Все это я узнал значительно позднее от безутешного сына председателя, мальчика лет двенадцати. В конце разговора он попросил меня починить ему старую отцовскую одностволку, сказал, что будет ходить на охоту, поддерживать мать вместо отца. А через несколько дней я узнал, что сын посаженного в тюрьму председателя застрелился из починенного мной ружья. С этим выстрелом ушла у молодого тракториста и любовь к земле, и мысли о сельском хозяйстве. И я твердо сказал себе, что в будущем никогда не стану по своей воле работать в колхозе. Никогда.
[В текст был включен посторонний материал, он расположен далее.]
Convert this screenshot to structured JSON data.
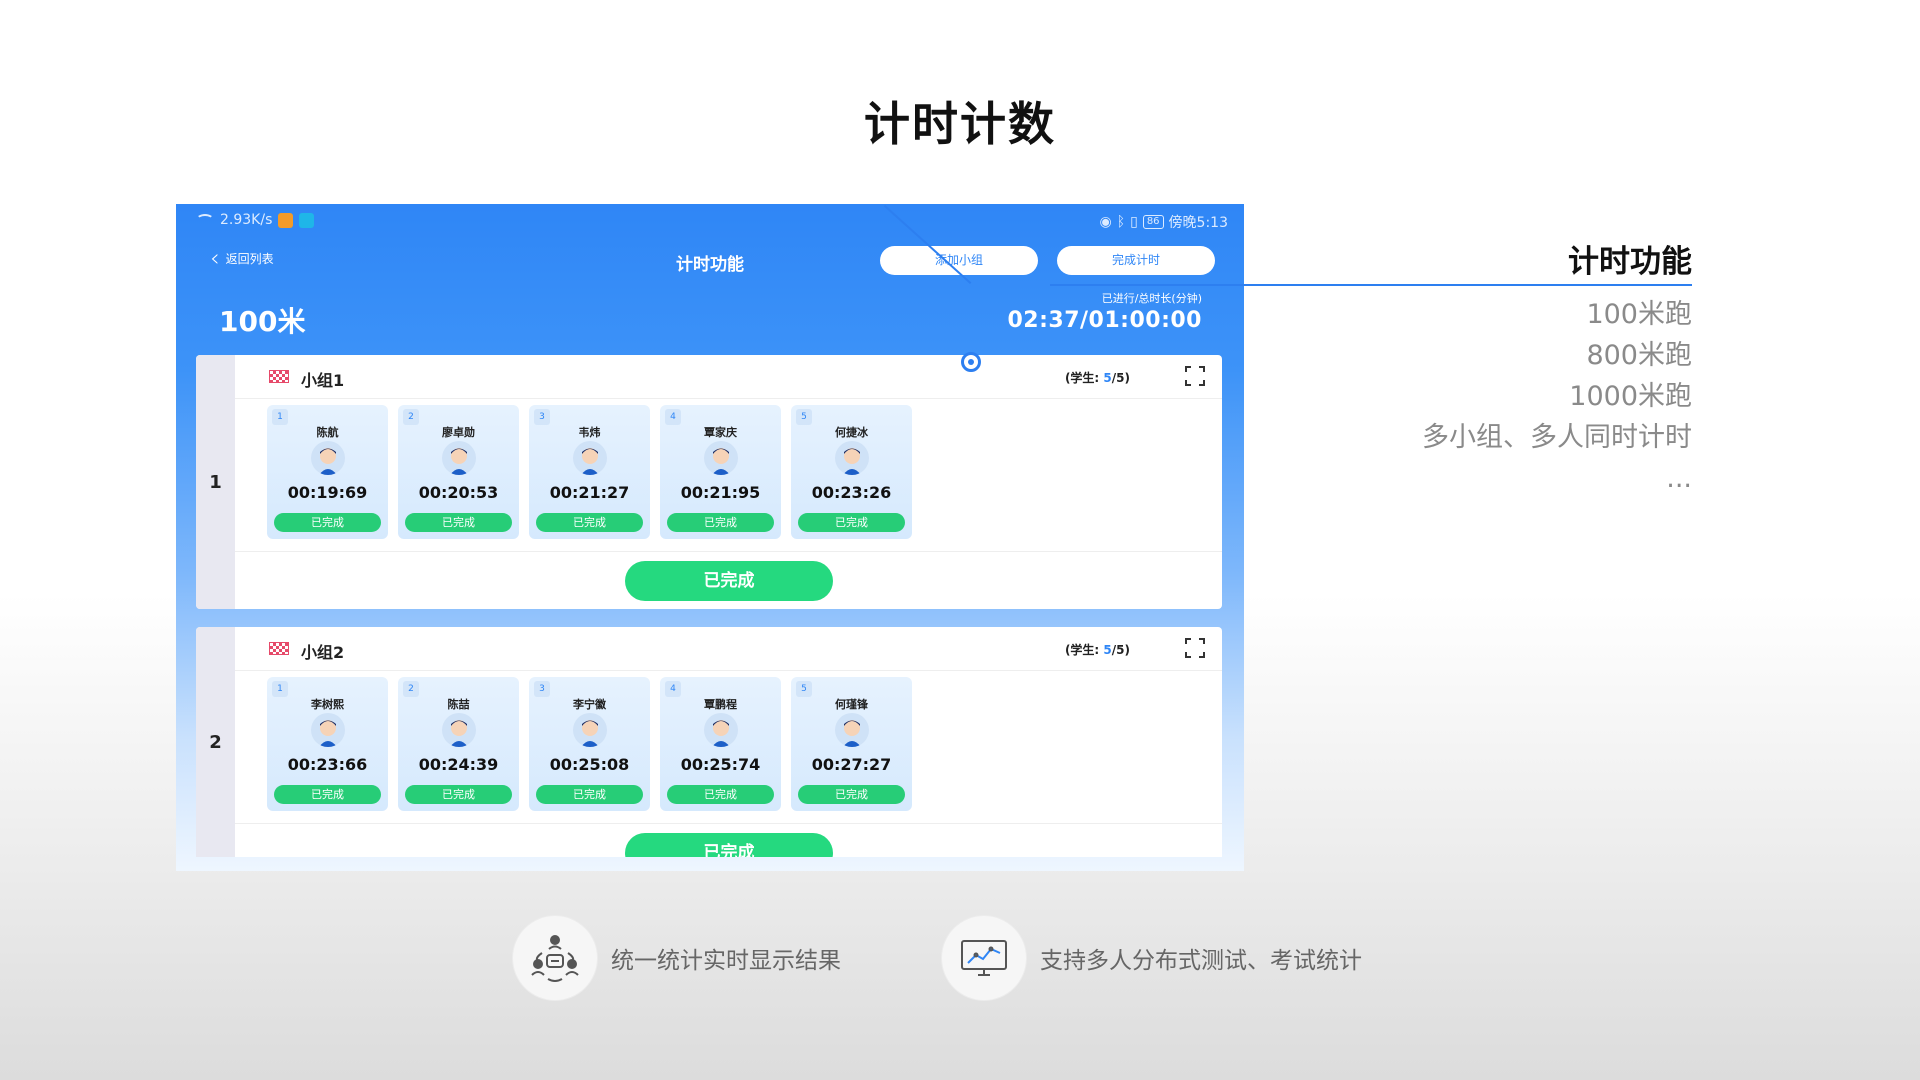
{
  "page_title": "计时计数",
  "tablet": {
    "statusbar": {
      "speed": "2.93K/s",
      "battery": "86",
      "time": "傍晚5:13"
    },
    "back_label": "返回列表",
    "screen_title": "计时功能",
    "add_group_label": "添加小组",
    "finish_timing_label": "完成计时",
    "event_name": "100米",
    "elapsed_label": "已进行/总时长(分钟)",
    "elapsed_value": "02:37/01:00:00",
    "groups": [
      {
        "index": "1",
        "name": "小组1",
        "count_prefix": "(学生:",
        "count_done": "5",
        "count_total": "/5)",
        "students": [
          {
            "num": "1",
            "name": "陈航",
            "time": "00:19:69",
            "status": "已完成"
          },
          {
            "num": "2",
            "name": "廖卓勋",
            "time": "00:20:53",
            "status": "已完成"
          },
          {
            "num": "3",
            "name": "韦炜",
            "time": "00:21:27",
            "status": "已完成"
          },
          {
            "num": "4",
            "name": "覃家庆",
            "time": "00:21:95",
            "status": "已完成"
          },
          {
            "num": "5",
            "name": "何捷冰",
            "time": "00:23:26",
            "status": "已完成"
          }
        ],
        "done_label": "已完成"
      },
      {
        "index": "2",
        "name": "小组2",
        "count_prefix": "(学生:",
        "count_done": "5",
        "count_total": "/5)",
        "students": [
          {
            "num": "1",
            "name": "李树熙",
            "time": "00:23:66",
            "status": "已完成"
          },
          {
            "num": "2",
            "name": "陈喆",
            "time": "00:24:39",
            "status": "已完成"
          },
          {
            "num": "3",
            "name": "李宁徽",
            "time": "00:25:08",
            "status": "已完成"
          },
          {
            "num": "4",
            "name": "覃鹏程",
            "time": "00:25:74",
            "status": "已完成"
          },
          {
            "num": "5",
            "name": "何瑾锋",
            "time": "00:27:27",
            "status": "已完成"
          }
        ],
        "done_label": "已完成"
      }
    ]
  },
  "side": {
    "title": "计时功能",
    "items": [
      "100米跑",
      "800米跑",
      "1000米跑",
      "多小组、多人同时计时",
      "..."
    ]
  },
  "features": [
    {
      "icon": "group-stats-icon",
      "text": "统一统计实时显示结果"
    },
    {
      "icon": "monitor-chart-icon",
      "text": "支持多人分布式测试、考试统计"
    }
  ],
  "colors": {
    "primary": "#2f86f6",
    "success": "#25d97f",
    "accent_line": "#2d7ff0"
  }
}
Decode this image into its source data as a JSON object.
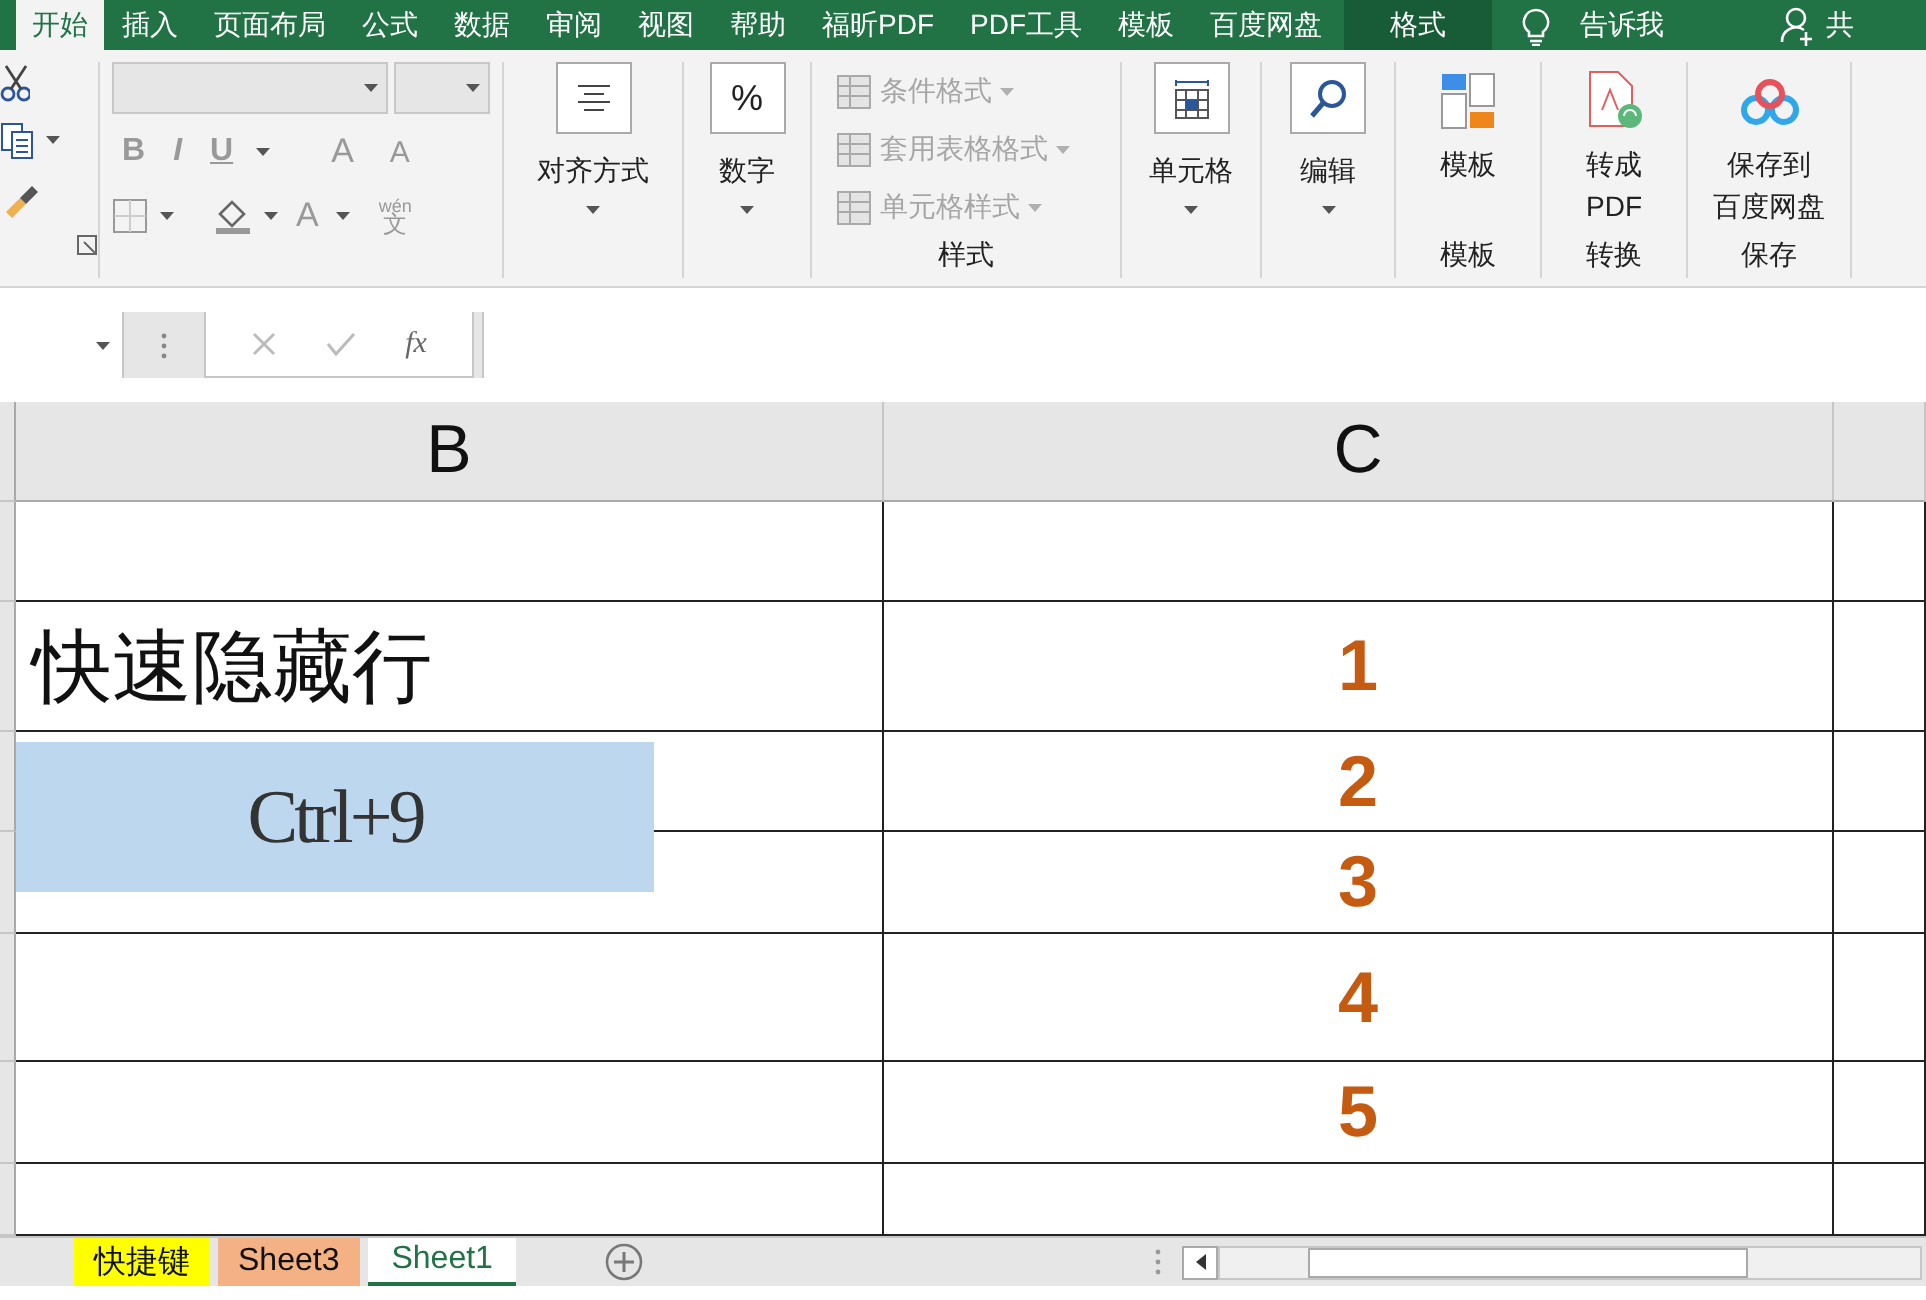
{
  "ribbon_tabs": [
    {
      "label": "开始",
      "selected": true,
      "kind": "normal"
    },
    {
      "label": "插入",
      "selected": false,
      "kind": "normal"
    },
    {
      "label": "页面布局",
      "selected": false,
      "kind": "normal"
    },
    {
      "label": "公式",
      "selected": false,
      "kind": "normal"
    },
    {
      "label": "数据",
      "selected": false,
      "kind": "normal"
    },
    {
      "label": "审阅",
      "selected": false,
      "kind": "normal"
    },
    {
      "label": "视图",
      "selected": false,
      "kind": "normal"
    },
    {
      "label": "帮助",
      "selected": false,
      "kind": "normal"
    },
    {
      "label": "福昕PDF",
      "selected": false,
      "kind": "normal"
    },
    {
      "label": "PDF工具",
      "selected": false,
      "kind": "normal"
    },
    {
      "label": "模板",
      "selected": false,
      "kind": "normal"
    },
    {
      "label": "百度网盘",
      "selected": false,
      "kind": "normal"
    },
    {
      "label": "格式",
      "selected": false,
      "kind": "context"
    }
  ],
  "tell_me": "告诉我",
  "share": "共",
  "font_group": {
    "format_buttons": [
      "B",
      "I",
      "U"
    ],
    "size_buttons": [
      "A",
      "A"
    ],
    "font_color": "A",
    "phonetic_top": "wén",
    "phonetic_char": "文"
  },
  "alignment": {
    "label": "对齐方式"
  },
  "number": {
    "symbol": "%",
    "label": "数字"
  },
  "styles": {
    "items": [
      {
        "label": "条件格式",
        "disabled": true
      },
      {
        "label": "套用表格格式",
        "disabled": true
      },
      {
        "label": "单元格样式",
        "disabled": true
      }
    ],
    "group_label": "样式"
  },
  "cells": {
    "label": "单元格"
  },
  "editing": {
    "label": "编辑"
  },
  "template": {
    "label": "模板",
    "group_label": "模板"
  },
  "convert": {
    "lines": [
      "转成",
      "PDF"
    ],
    "group_label": "转换"
  },
  "save": {
    "lines": [
      "保存到",
      "百度网盘"
    ],
    "group_label": "保存"
  },
  "formula_bar": {
    "fx": "fx"
  },
  "sheet": {
    "columns": [
      "B",
      "C"
    ],
    "rows": [
      {},
      {
        "column_b": "快速隐藏行",
        "column_c": "1"
      },
      {
        "column_c": "2"
      },
      {
        "column_c": "3"
      },
      {
        "column_c": "4"
      },
      {
        "column_c": "5"
      },
      {}
    ],
    "text_box": "Ctrl+9"
  },
  "sheet_tabs": [
    {
      "label": "快捷键",
      "selected": false,
      "color": "#ffff00"
    },
    {
      "label": "Sheet3",
      "selected": false,
      "color": "#f4b183"
    },
    {
      "label": "Sheet1",
      "selected": true
    }
  ]
}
Ремонт трактора и травма глаза
Перепахав заново поле еще зеленой гречки, которую за несколько месяцев до этого я же и сажал, мы переезжали на другое место. И вдруг я почувствовал, что при прокручивании двигателя внутри него начали раздаваться какие-то мощные, тяжелые удары. Подошли старшие трактористы, и после длительных дебатов самый опытный из них сказал, что такие удары бывают, если маховик двигателя слишком свободно сидит на коленчатом валу, болтается.
Причина может быть в том, что во время ремонта слишком проточили на токарном станке ту концевую шейку коленвала, на которую потом был надет маховик. Он должен надеваться на вал с трудом, а оделся, видимо, легко. Первые несколько десятков часов после этого маховик еще держится за счет туго затянутой гайки, но когда гайка ослабевает, маховик начинает болтаться.
Мы решили вытащить коленвал и в мастерской наварить на него новый металл, а потом снова проточить на чуть больший диаметр.